By Ken Rosen
[If needed, see our Performance Portfolio intro…and each sector has one descriptive post]
Every competent manager must be able to plan the use of internal resources. Call it a plan or a budget, but being able to say “Here is what I’ll do next year with my team and budget” is the ultimate in executive tables stakes. It maps internal resources to how you will execute. Resource planning is the heart of the Performance Portolio Sector 1 and if you can’t do it, you need not apply for a senior position. (Click here for an introduction to the Performance Portfolio)
Sector 2—internal focus/medium to long term—is so fundamental, it begs the question: how do you differentiate and become an organization that matters? Two ways: contingency plans and constantly asking “Why?”
A CEO of a $4 billion organization recently told us: “My people know nothing bad should ever take us by surprise. Bad things happen. But their job is think about anything that might happen and have a plan on the shelf.” Contingency planning may not always be glamorous, but responding to an emergency with a plan created during calm is a wonderful feeling.

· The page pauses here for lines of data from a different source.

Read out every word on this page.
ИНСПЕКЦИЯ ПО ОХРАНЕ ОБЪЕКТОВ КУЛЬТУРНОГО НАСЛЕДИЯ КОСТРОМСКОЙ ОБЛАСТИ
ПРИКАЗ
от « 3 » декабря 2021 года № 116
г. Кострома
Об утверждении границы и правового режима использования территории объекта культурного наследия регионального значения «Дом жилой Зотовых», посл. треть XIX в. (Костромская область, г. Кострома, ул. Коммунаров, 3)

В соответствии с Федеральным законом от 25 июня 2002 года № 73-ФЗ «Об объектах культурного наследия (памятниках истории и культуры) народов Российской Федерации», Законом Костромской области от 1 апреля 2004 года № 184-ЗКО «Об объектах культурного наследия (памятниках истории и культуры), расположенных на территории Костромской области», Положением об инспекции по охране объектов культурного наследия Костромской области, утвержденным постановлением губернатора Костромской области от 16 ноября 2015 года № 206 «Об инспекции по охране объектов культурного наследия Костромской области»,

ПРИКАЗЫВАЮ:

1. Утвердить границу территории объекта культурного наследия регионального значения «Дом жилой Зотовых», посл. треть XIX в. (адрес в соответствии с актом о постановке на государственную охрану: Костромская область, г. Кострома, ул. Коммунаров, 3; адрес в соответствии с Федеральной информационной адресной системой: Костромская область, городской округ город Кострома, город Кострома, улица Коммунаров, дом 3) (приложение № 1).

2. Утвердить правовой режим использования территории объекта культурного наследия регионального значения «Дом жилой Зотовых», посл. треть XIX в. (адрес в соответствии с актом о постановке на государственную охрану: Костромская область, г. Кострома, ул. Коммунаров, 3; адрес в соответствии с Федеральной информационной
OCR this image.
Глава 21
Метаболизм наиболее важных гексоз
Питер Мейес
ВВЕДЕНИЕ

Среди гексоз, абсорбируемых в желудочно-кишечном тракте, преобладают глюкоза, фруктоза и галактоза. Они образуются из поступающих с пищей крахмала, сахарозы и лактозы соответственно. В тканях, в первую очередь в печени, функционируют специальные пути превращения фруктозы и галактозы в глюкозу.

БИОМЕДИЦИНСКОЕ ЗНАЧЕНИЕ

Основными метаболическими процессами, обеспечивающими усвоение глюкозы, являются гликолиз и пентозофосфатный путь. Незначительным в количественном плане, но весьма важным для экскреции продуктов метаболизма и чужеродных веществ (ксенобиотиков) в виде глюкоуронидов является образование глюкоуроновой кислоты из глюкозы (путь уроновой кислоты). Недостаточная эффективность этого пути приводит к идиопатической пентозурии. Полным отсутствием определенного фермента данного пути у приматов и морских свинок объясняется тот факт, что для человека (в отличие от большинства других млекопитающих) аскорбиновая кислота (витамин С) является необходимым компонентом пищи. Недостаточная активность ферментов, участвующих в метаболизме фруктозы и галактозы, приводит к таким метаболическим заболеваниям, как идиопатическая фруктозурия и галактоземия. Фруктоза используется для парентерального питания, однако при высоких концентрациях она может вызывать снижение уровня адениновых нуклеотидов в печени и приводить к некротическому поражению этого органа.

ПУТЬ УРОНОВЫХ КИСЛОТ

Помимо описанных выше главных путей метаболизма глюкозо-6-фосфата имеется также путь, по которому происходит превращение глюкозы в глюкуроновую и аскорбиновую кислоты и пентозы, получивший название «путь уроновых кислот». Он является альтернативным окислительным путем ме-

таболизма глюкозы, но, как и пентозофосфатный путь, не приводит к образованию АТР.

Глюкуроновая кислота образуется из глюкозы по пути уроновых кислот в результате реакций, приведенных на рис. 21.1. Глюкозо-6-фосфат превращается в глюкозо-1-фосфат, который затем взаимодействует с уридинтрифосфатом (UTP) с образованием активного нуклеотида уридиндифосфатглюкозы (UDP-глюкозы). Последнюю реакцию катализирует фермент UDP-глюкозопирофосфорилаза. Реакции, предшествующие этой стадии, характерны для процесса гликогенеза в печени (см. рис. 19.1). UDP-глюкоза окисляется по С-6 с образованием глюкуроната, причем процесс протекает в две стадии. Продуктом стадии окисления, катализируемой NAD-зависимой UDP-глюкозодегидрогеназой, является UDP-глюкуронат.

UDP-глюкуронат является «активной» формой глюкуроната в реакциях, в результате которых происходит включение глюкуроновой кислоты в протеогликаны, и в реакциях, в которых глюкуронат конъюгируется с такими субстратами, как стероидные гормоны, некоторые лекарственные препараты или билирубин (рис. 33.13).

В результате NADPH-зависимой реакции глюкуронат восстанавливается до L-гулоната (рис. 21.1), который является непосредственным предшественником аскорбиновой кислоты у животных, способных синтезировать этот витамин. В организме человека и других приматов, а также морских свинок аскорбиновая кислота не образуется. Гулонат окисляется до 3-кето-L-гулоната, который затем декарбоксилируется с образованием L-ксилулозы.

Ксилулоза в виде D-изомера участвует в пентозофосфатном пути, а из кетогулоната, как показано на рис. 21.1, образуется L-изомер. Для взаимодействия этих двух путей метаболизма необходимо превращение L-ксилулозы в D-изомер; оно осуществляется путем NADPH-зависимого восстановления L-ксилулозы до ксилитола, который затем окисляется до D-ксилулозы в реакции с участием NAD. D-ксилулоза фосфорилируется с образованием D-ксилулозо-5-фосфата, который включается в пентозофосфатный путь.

Asking “Why?” is the second source of differentiation. We have done far to many budgets to claim with a straight face everyone should do zero-based budgeting for everything. But if you aren’t asking for every single budget line item in every planning cycle: “How does this contribute to our top-line goals?”, you are not working at your potential and you won’t stand out as a leader.
Takeaways:
- Spotlight processes with the greatest impact on your performance.
- Never stop trying to optimize these processes.
- Demand Learning Curve improvements over time—never be satisfied that a critical process is as effective and efficient as it can be.